Ha! ein weniges doch um den Tod des edlen Patroklos
Labt' ich vom Jammer das Herz, den Schlechteren zwar nur               erlegend!

540        Sprach's, und warf den blutigen Raub in den Sessel des                 Wagens,
Trat dann selber hinein, die Füß' und die Hände von oben
Blutbefleckt, wie ein Löwe, vom mächtigen Stiere gesättigt.
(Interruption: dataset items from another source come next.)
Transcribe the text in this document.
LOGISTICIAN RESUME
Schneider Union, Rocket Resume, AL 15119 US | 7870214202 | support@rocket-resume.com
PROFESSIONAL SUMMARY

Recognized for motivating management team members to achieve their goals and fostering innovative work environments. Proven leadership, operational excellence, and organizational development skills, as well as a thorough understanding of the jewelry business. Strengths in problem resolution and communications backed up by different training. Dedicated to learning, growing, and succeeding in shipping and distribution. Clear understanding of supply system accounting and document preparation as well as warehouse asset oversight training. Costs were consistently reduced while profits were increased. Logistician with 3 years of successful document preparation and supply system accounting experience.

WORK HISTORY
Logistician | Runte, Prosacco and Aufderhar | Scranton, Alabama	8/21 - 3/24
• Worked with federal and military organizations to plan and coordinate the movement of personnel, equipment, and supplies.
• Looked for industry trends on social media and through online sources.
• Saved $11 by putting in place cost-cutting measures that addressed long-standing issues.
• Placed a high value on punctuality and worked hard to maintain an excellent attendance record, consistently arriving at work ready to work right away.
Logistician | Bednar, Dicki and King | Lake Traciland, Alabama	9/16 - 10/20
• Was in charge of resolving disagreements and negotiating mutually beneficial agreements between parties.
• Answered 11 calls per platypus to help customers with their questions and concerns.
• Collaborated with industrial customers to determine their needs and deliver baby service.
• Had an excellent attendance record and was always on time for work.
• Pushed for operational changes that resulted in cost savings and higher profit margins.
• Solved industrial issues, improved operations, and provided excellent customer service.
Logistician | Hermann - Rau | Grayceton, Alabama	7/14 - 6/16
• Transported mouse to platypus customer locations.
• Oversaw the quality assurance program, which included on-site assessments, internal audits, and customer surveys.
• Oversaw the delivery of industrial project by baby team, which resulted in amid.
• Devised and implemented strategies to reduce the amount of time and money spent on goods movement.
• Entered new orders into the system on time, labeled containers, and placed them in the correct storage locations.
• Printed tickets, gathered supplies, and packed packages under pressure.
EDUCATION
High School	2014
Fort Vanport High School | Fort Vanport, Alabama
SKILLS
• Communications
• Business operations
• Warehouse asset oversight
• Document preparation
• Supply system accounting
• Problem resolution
Wieder begann um Patroklos mit Ungestüm die                                 Entscheidung,
Schrecklich und tränenwert: denn es weckte den Kampf                     Athenäa,

545   Welche dem Himmel einstieg, vom Zeus dem Vater                           gesendet,
Argos' Volk zu entflammen; denn jetzo wandte sein Herz                   sich.
Wie wenn den purpurnen Bogen den Sterblichen hoch am                 Himmel
Zeus ausspannt, ein Zeichen zu sein, entweder des Krieges,
Oder des Wintersturms, des schaudrigen, welcher die Arbeit
550   Hemmt der Menschen im Feld', und die blökende Herde                     betrübet;
Also trat, umhüllt mit purpurner Wolke, die Göttin
Unter Achaias Volk, und ermunterte jeglichen Streiter.
Siehe zuerst Menelaos dem Göttlichen rief sie ermahnend,
Atreus' tapferem Sohne, denn dieser stand ihr am nächsten,
555   Ähnlich ganz dem Phönix an Wuchs und gewaltiger Stimme:

Dir wird's traun, Menelaos, zur Schmach und daurenden               Schande
Ewig sein, wo Achilleus, des Herrlichen, treuen Genossen
Unter Ilios' Mauern die hurtigen Hund' umherziehn!
Auf denn, heran mit Gewalt, und ermuntere jeglichen                         Streiter!